Moçambique é um actor­-chave no fornecimento de energia eléctrica à vizinha Áfri­ca do Sul, com vista a colmatar os constrangimentos que o País enfrenta actualmente, neste domínio.

Considerado o maior pro­dutor de electricidade no con­tinente, a RAS importa, neste momento, de Moçambique 75 por cento da produção total da Hidroeléctrica de Cahora Bassa (HCB).

Cyril Ramaphosa anun­ciou, há dias, que a África do Sul importou 300MW de ener­gia ecléctica dos países vizinhos para fazer face aos cortes constantes de electricidade, de 12 horas por dia, que continuam a afectar os sul-africanos.

“Através de um acordo de ‘pool’ de energia regional, já importamos 300MW de capa­cidade de países vizinhos e estamos a trabalhar para aumentar mais 1000 MW” anunciou o chefe de Estado sul-africano, sem avançar detalhes.

Falando na Feira de Minas, African Mining lndaba 2023, na Cidade do Cabo, o Presi­dente sul-africano adiantou que “além da crise energética e dos problemas nas operações portuárias e ferroviárias, as perspectivas para o próxi­mo ano foram prejudicadas por preocupações com segu­rança, mineração ilegal e o ritmo do programa de refor­mas estruturais”.

Ramaphosa sublinhou que “o governo, a indústria, o pa­tronato e as comunidades têm a responsabilidade de assegu­rar que a indústria de minera­ção sul-africana possa crescer para se tornar competitiva globalmente”, salientando que “a crise de electricidade teve um grande impacto no sector de mineração”,

“Para realizar esses objec­tivos, precisamos de conse­guir um fornecimento seguro de electricidade, acelerar as reformas económicas para melhorar o ambiente operacional, combater a mineração ilegal e os danos à infra-es­trutura e melhorar o ambiente regulatório”, explicou.

O estadista sul-africano recordou que “há seis meses anunciamos um Plano de Ac­ção Nacional de Energia para melhorar o desempenho das nossas centrais existentes e adicionar nova capacidade de geração à rede o mais rápidamente possível”.
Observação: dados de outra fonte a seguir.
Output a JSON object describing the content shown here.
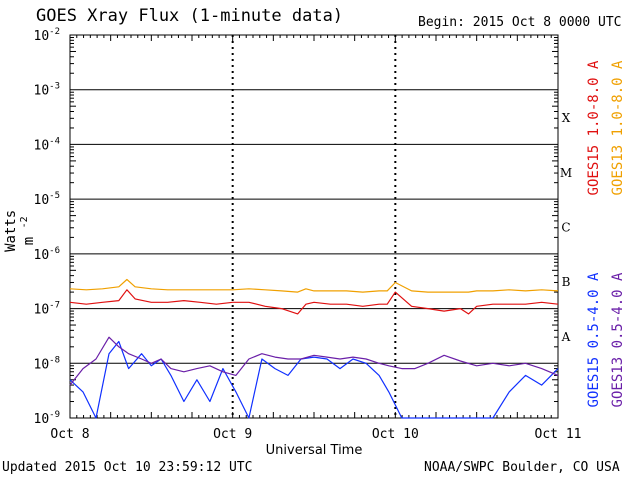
{
  "header": {
    "title": "GOES Xray Flux (1-minute data)",
    "begin": "Begin:  2015 Oct 8 0000 UTC"
  },
  "footer": {
    "updated": "Updated 2015 Oct 10 23:59:12 UTC",
    "credit": "NOAA/SWPC Boulder, CO USA"
  },
  "chart_data": {
    "type": "line",
    "title": "GOES Xray Flux (1-minute data)",
    "xlabel": "Universal Time",
    "ylabel_text": "Watts m",
    "ylabel_exp": "-2",
    "y_scale": "log",
    "ylim": [
      1e-09,
      0.01
    ],
    "x_unit": "days since 2015 Oct 8 0000 UTC",
    "xlim": [
      0,
      3
    ],
    "x_ticks": [
      {
        "value": 0,
        "label": "Oct 8"
      },
      {
        "value": 1,
        "label": "Oct 9"
      },
      {
        "value": 2,
        "label": "Oct 10"
      },
      {
        "value": 3,
        "label": "Oct 11"
      }
    ],
    "y_ticks": [
      {
        "exp": -9,
        "mantissa": "10",
        "sup": "-9"
      },
      {
        "exp": -8,
        "mantissa": "10",
        "sup": "-8"
      },
      {
        "exp": -7,
        "mantissa": "10",
        "sup": "-7"
      },
      {
        "exp": -6,
        "mantissa": "10",
        "sup": "-6"
      },
      {
        "exp": -5,
        "mantissa": "10",
        "sup": "-5"
      },
      {
        "exp": -4,
        "mantissa": "10",
        "sup": "-4"
      },
      {
        "exp": -3,
        "mantissa": "10",
        "sup": "-3"
      },
      {
        "exp": -2,
        "mantissa": "10",
        "sup": "-2"
      }
    ],
    "flare_classes": [
      {
        "label": "A",
        "exp": -8
      },
      {
        "label": "B",
        "exp": -7
      },
      {
        "label": "C",
        "exp": -6
      },
      {
        "label": "M",
        "exp": -5
      },
      {
        "label": "X",
        "exp": -4
      }
    ],
    "grid": true,
    "legend_position": "right-vertical",
    "series": [
      {
        "name": "GOES15 1.0-8.0 A",
        "color": "#e01010",
        "x": [
          0,
          0.1,
          0.2,
          0.3,
          0.35,
          0.4,
          0.5,
          0.6,
          0.7,
          0.8,
          0.9,
          1.0,
          1.1,
          1.2,
          1.3,
          1.4,
          1.45,
          1.5,
          1.6,
          1.7,
          1.8,
          1.9,
          1.95,
          2.0,
          2.1,
          2.2,
          2.3,
          2.4,
          2.45,
          2.5,
          2.6,
          2.7,
          2.8,
          2.9,
          3.0
        ],
        "y": [
          1.3e-07,
          1.2e-07,
          1.3e-07,
          1.4e-07,
          2.2e-07,
          1.5e-07,
          1.3e-07,
          1.3e-07,
          1.4e-07,
          1.3e-07,
          1.2e-07,
          1.3e-07,
          1.3e-07,
          1.1e-07,
          1e-07,
          8e-08,
          1.2e-07,
          1.3e-07,
          1.2e-07,
          1.2e-07,
          1.1e-07,
          1.2e-07,
          1.2e-07,
          2e-07,
          1.1e-07,
          1e-07,
          9e-08,
          1e-07,
          8e-08,
          1.1e-07,
          1.2e-07,
          1.2e-07,
          1.2e-07,
          1.3e-07,
          1.2e-07
        ]
      },
      {
        "name": "GOES13 1.0-8.0 A",
        "color": "#f0a000",
        "x": [
          0,
          0.1,
          0.2,
          0.3,
          0.35,
          0.4,
          0.5,
          0.6,
          0.7,
          0.8,
          0.9,
          1.0,
          1.1,
          1.2,
          1.3,
          1.4,
          1.45,
          1.5,
          1.6,
          1.7,
          1.8,
          1.9,
          1.95,
          2.0,
          2.1,
          2.2,
          2.3,
          2.4,
          2.45,
          2.5,
          2.6,
          2.7,
          2.8,
          2.9,
          3.0
        ],
        "y": [
          2.3e-07,
          2.2e-07,
          2.3e-07,
          2.5e-07,
          3.4e-07,
          2.5e-07,
          2.3e-07,
          2.2e-07,
          2.2e-07,
          2.2e-07,
          2.2e-07,
          2.2e-07,
          2.3e-07,
          2.2e-07,
          2.1e-07,
          2e-07,
          2.3e-07,
          2.1e-07,
          2.1e-07,
          2.1e-07,
          2e-07,
          2.1e-07,
          2.1e-07,
          3e-07,
          2.1e-07,
          2e-07,
          2e-07,
          2e-07,
          2e-07,
          2.1e-07,
          2.1e-07,
          2.2e-07,
          2.1e-07,
          2.2e-07,
          2.1e-07
        ]
      },
      {
        "name": "GOES15 0.5-4.0 A",
        "color": "#1030ff",
        "x": [
          0,
          0.08,
          0.16,
          0.24,
          0.3,
          0.36,
          0.44,
          0.5,
          0.56,
          0.62,
          0.7,
          0.78,
          0.86,
          0.94,
          1.02,
          1.1,
          1.18,
          1.26,
          1.34,
          1.42,
          1.5,
          1.58,
          1.66,
          1.74,
          1.82,
          1.9,
          1.96,
          2.04,
          2.12,
          2.2,
          2.3,
          2.4,
          2.5,
          2.6,
          2.7,
          2.8,
          2.9,
          3.0
        ],
        "y": [
          5e-09,
          3e-09,
          1e-09,
          1.5e-08,
          2.5e-08,
          8e-09,
          1.5e-08,
          9e-09,
          1.2e-08,
          6e-09,
          2e-09,
          5e-09,
          2e-09,
          8e-09,
          3e-09,
          1e-09,
          1.2e-08,
          8e-09,
          6e-09,
          1.2e-08,
          1.3e-08,
          1.2e-08,
          8e-09,
          1.2e-08,
          1e-08,
          6e-09,
          3e-09,
          1e-09,
          1e-09,
          1e-09,
          1e-09,
          1e-09,
          1e-09,
          1e-09,
          3e-09,
          6e-09,
          4e-09,
          8e-09
        ]
      },
      {
        "name": "GOES13 0.5-4.0 A",
        "color": "#6a1fa8",
        "x": [
          0,
          0.08,
          0.16,
          0.24,
          0.3,
          0.36,
          0.44,
          0.5,
          0.56,
          0.62,
          0.7,
          0.78,
          0.86,
          0.94,
          1.02,
          1.1,
          1.18,
          1.26,
          1.34,
          1.42,
          1.5,
          1.58,
          1.66,
          1.74,
          1.82,
          1.9,
          1.96,
          2.04,
          2.12,
          2.2,
          2.3,
          2.4,
          2.5,
          2.6,
          2.7,
          2.8,
          2.9,
          3.0
        ],
        "y": [
          4e-09,
          8e-09,
          1.2e-08,
          3e-08,
          2e-08,
          1.5e-08,
          1.2e-08,
          1e-08,
          1.2e-08,
          8e-09,
          7e-09,
          8e-09,
          9e-09,
          7e-09,
          6e-09,
          1.2e-08,
          1.5e-08,
          1.3e-08,
          1.2e-08,
          1.2e-08,
          1.4e-08,
          1.3e-08,
          1.2e-08,
          1.3e-08,
          1.2e-08,
          1e-08,
          9e-09,
          8e-09,
          8e-09,
          1e-08,
          1.4e-08,
          1.1e-08,
          9e-09,
          1e-08,
          9e-09,
          1e-08,
          8e-09,
          6e-09
        ]
      }
    ]
  }
}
Nesse sentido, o chefe de Estado sul-africano explicou que o governo sul-africano contratualizou desde então, “25 projectos representan­do 2800 MW de nova capa­cidade”, estando a “facilitar investimento de produtores privados em nova capacidade de geração”, acrescentando que “a Eskom está a consi­derar adquirir capacidade adicional de empresas com capacidade energética disponível”, e que o sector de mineração “está a dar passos significativos no sentido de gerar a sua própria energia eléctrica”.

Na sua intervenção, Ra­maphosa salientou que o Conselho de Minerais da África do Sul, que representa as empresas minerado­ras, “desenvolveu cerca de 89 projectos de geração de energia integrada desde o le­vantamento das restrições de licenciamento, com foco em soluções de energia renovável como solar, eólica e armaze­namento em baterias”.